Chinese firms are attempting to step out of their comfort zones and expand internationally as domestic competition intensifies. This shift has resulted in learning curves, labor law violations, and more diverse supply chains. A BYD manager’s claim on social media that “foreign forces” and some domestic media are deliberately slandering Chinese brands and the country was a response to a Brazilian investigation revealing that 163 Chinese nationals were working under “slave-like conditions” at a construction site for the electric vehicle giant. Experts in China’s foreign investment sector have pointed out that the underlying issues may not be fully recognized.
Some argue that the race to the bottom is deeply embedded in the structures of Chinese business, with low costs and prices being the golden rule. This mindset often leads companies to undercut others by offering the lowest bid and then reducing costs to make that bid financially viable. Liu Tanghua, regional director of Terra Regia Industrial Park in Mexico, noted that this approach reminds him of his experiences over two decades ago when he worked as a translator for construction projects in India and Sri Lanka. “Two decades later, as China has become much stronger, people think there should be improvements across all areas,” Liu said. “But such routines remain unchanged.”
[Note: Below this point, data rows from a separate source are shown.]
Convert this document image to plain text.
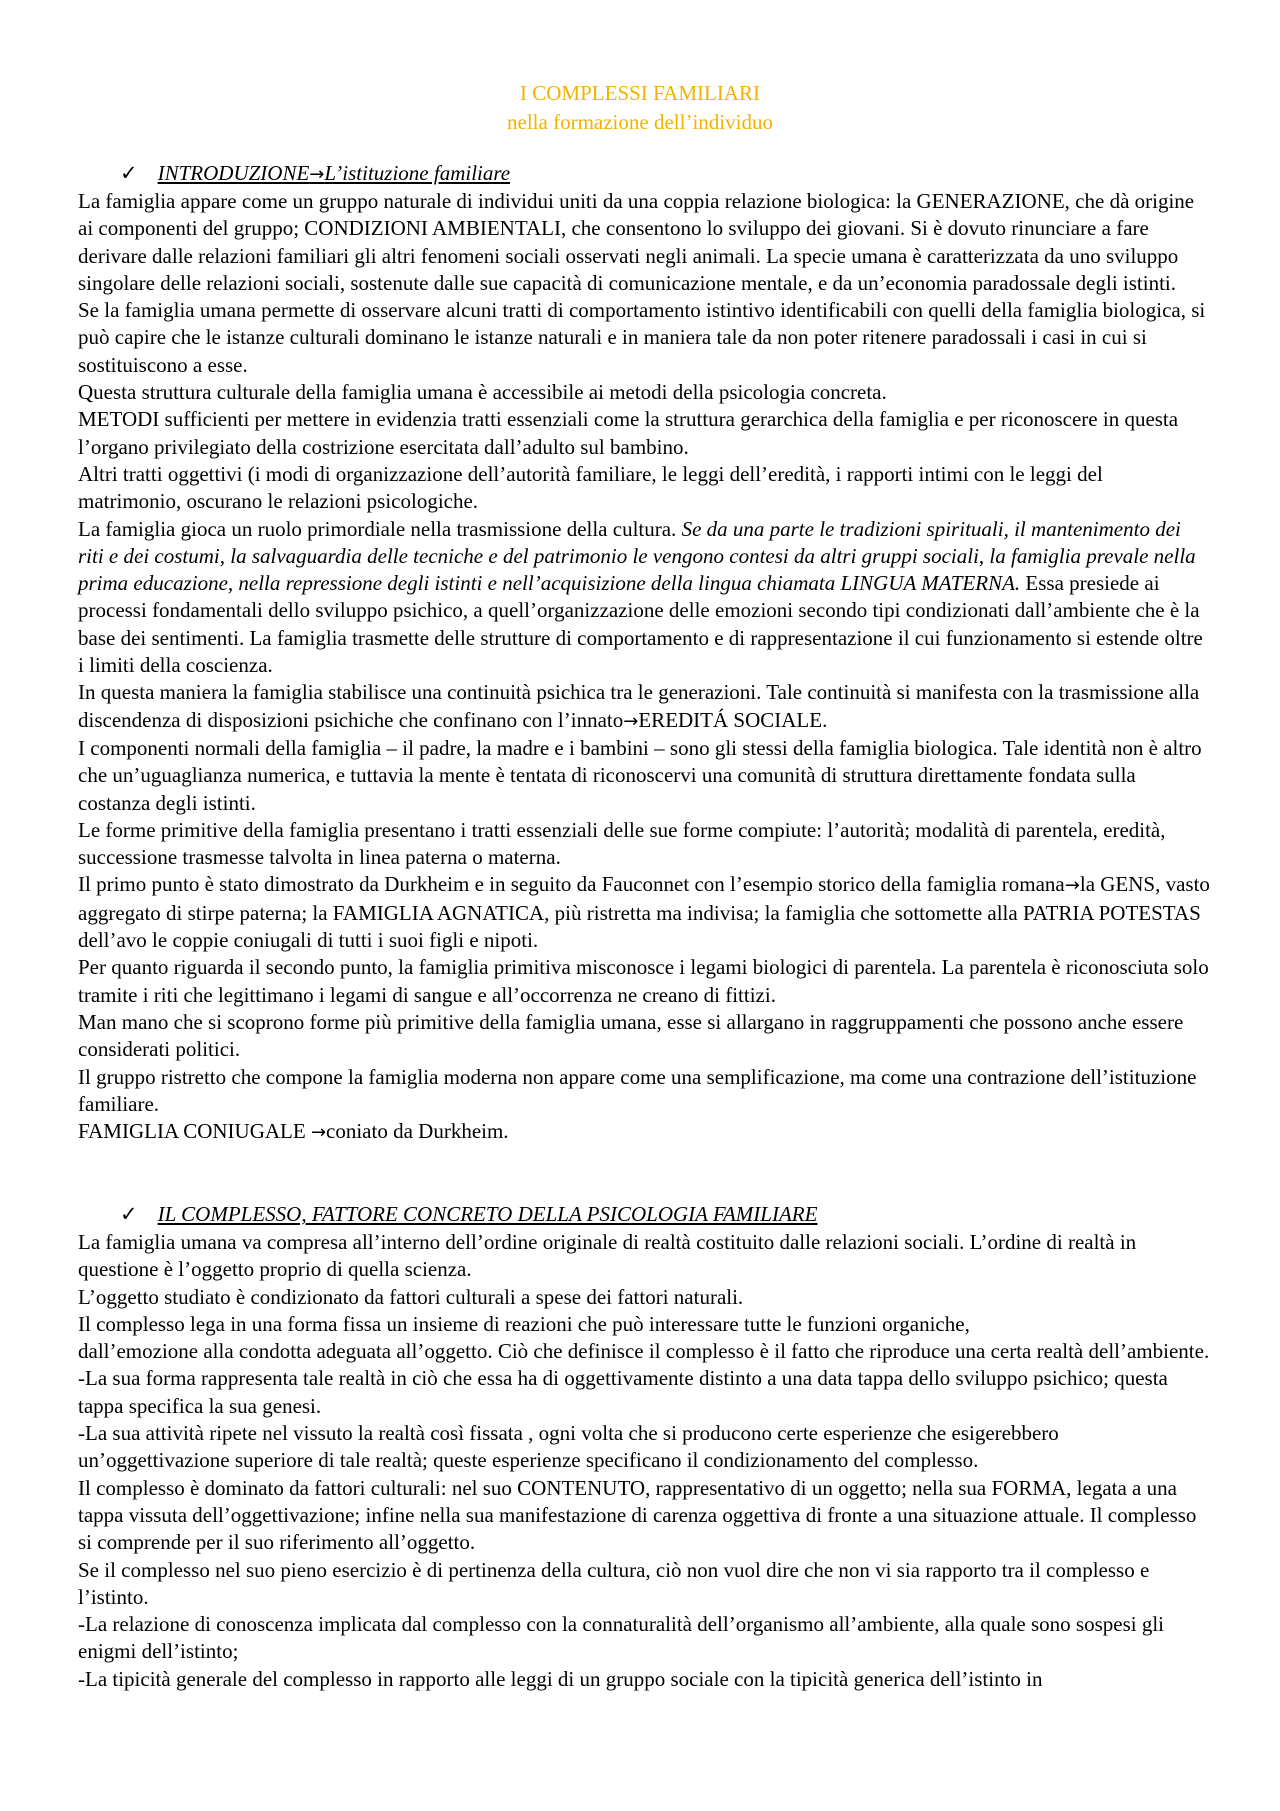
I COMPLESSI FAMILIARI
nella formazione dell’individuo
✓ INTRODUZIONE→L’istituzione familiare

La famiglia appare come un gruppo naturale di individui uniti da una coppia relazione biologica: la GENERAZIONE, che dà origine ai componenti del gruppo; CONDIZIONI AMBIENTALI, che consentono lo sviluppo dei giovani. Si è dovuto rinunciare a fare derivare dalle relazioni familiari gli altri fenomeni sociali osservati negli animali. La specie umana è caratterizzata da uno sviluppo singolare delle relazioni sociali, sostenute dalle sue capacità di comunicazione mentale, e da un’economia paradossale degli istinti.

Se la famiglia umana permette di osservare alcuni tratti di comportamento istintivo identificabili con quelli della famiglia biologica, si può capire che le istanze culturali dominano le istanze naturali e in maniera tale da non poter ritenere paradossali i casi in cui si sostituiscono a esse.

Questa struttura culturale della famiglia umana è accessibile ai metodi della psicologia concreta.

METODI sufficienti per mettere in evidenzia tratti essenziali come la struttura gerarchica della famiglia e per riconoscere in questa l’organo privilegiato della costrizione esercitata dall’adulto sul bambino.

Altri tratti oggettivi (i modi di organizzazione dell’autorità familiare, le leggi dell’eredità, i rapporti intimi con le leggi del matrimonio, oscurano le relazioni psicologiche.

La famiglia gioca un ruolo primordiale nella trasmissione della cultura. Se da una parte le tradizioni spirituali, il mantenimento dei riti e dei costumi, la salvaguardia delle tecniche e del patrimonio le vengono contesi da altri gruppi sociali, la famiglia prevale nella prima educazione, nella repressione degli istinti e nell’acquisizione della lingua chiamata LINGUA MATERNA. Essa presiede ai processi fondamentali dello sviluppo psichico, a quell’organizzazione delle emozioni secondo tipi condizionati dall’ambiente che è la base dei sentimenti. La famiglia trasmette delle strutture di comportamento e di rappresentazione il cui funzionamento si estende oltre i limiti della coscienza.

In questa maniera la famiglia stabilisce una continuità psichica tra le generazioni. Tale continuità si manifesta con la trasmissione alla discendenza di disposizioni psichiche che confinano con l’innato→EREDITÁ SOCIALE.

I componenti normali della famiglia – il padre, la madre e i bambini – sono gli stessi della famiglia biologica. Tale identità non è altro che un’uguaglianza numerica, e tuttavia la mente è tentata di riconoscervi una comunità di struttura direttamente fondata sulla costanza degli istinti.

Le forme primitive della famiglia presentano i tratti essenziali delle sue forme compiute: l’autorità; modalità di parentela, eredità, successione trasmesse talvolta in linea paterna o materna.

Il primo punto è stato dimostrato da Durkheim e in seguito da Fauconnet con l’esempio storico della famiglia romana→la GENS, vasto aggregato di stirpe paterna; la FAMIGLIA AGNATICA, più ristretta ma indivisa; la famiglia che sottomette alla PATRIA POTESTAS dell’avo le coppie coniugali di tutti i suoi figli e nipoti.

Per quanto riguarda il secondo punto, la famiglia primitiva misconosce i legami biologici di parentela. La parentela è riconosciuta solo tramite i riti che legittimano i legami di sangue e all’occorrenza ne creano di fittizi.

Man mano che si scoprono forme più primitive della famiglia umana, esse si allargano in raggruppamenti che possono anche essere considerati politici.

Il gruppo ristretto che compone la famiglia moderna non appare come una semplificazione, ma come una contrazione dell’istituzione familiare.

FAMIGLIA CONIUGALE →coniato da Durkheim.

✓ IL COMPLESSO, FATTORE CONCRETO DELLA PSICOLOGIA FAMILIARE

La famiglia umana va compresa all’interno dell’ordine originale di realtà costituito dalle relazioni sociali. L’ordine di realtà in questione è l’oggetto proprio di quella scienza.

L’oggetto studiato è condizionato da fattori culturali a spese dei fattori naturali.

Il complesso lega in una forma fissa un insieme di reazioni che può interessare tutte le funzioni organiche,

dall’emozione alla condotta adeguata all’oggetto. Ciò che definisce il complesso è il fatto che riproduce una certa realtà dell’ambiente.

-La sua forma rappresenta tale realtà in ciò che essa ha di oggettivamente distinto a una data tappa dello sviluppo psichico; questa tappa specifica la sua genesi.

-La sua attività ripete nel vissuto la realtà così fissata , ogni volta che si producono certe esperienze che esigerebbero un’oggettivazione superiore di tale realtà; queste esperienze specificano il condizionamento del complesso.

Il complesso è dominato da fattori culturali: nel suo CONTENUTO, rappresentativo di un oggetto; nella sua FORMA, legata a una tappa vissuta dell’oggettivazione; infine nella sua manifestazione di carenza oggettiva di fronte a una situazione attuale. Il complesso si comprende per il suo riferimento all’oggetto.

Se il complesso nel suo pieno esercizio è di pertinenza della cultura, ciò non vuol dire che non vi sia rapporto tra il complesso e l’istinto.

-La relazione di conoscenza implicata dal complesso con la connaturalità dell’organismo all’ambiente, alla quale sono sospesi gli enigmi dell’istinto;

-La tipicità generale del complesso in rapporto alle leggi di un gruppo sociale con la tipicità generica dell’istinto in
As more Chinese companies establish factories abroad to counteract insufficient domestic demand and persistent high trade barriers, experts warn that transferring the competitive approach overseas could be counterproductive. This could hinder their local operations and damage the overall reputation of Chinese firms. “Chinese companies need to adapt to the local context: one cannot approach other countries with a specific Chinese methodology,” stated Dominique Turpin, Professor of Marketing and European President of the China Europe International Business School (CEIBS) in Shanghai.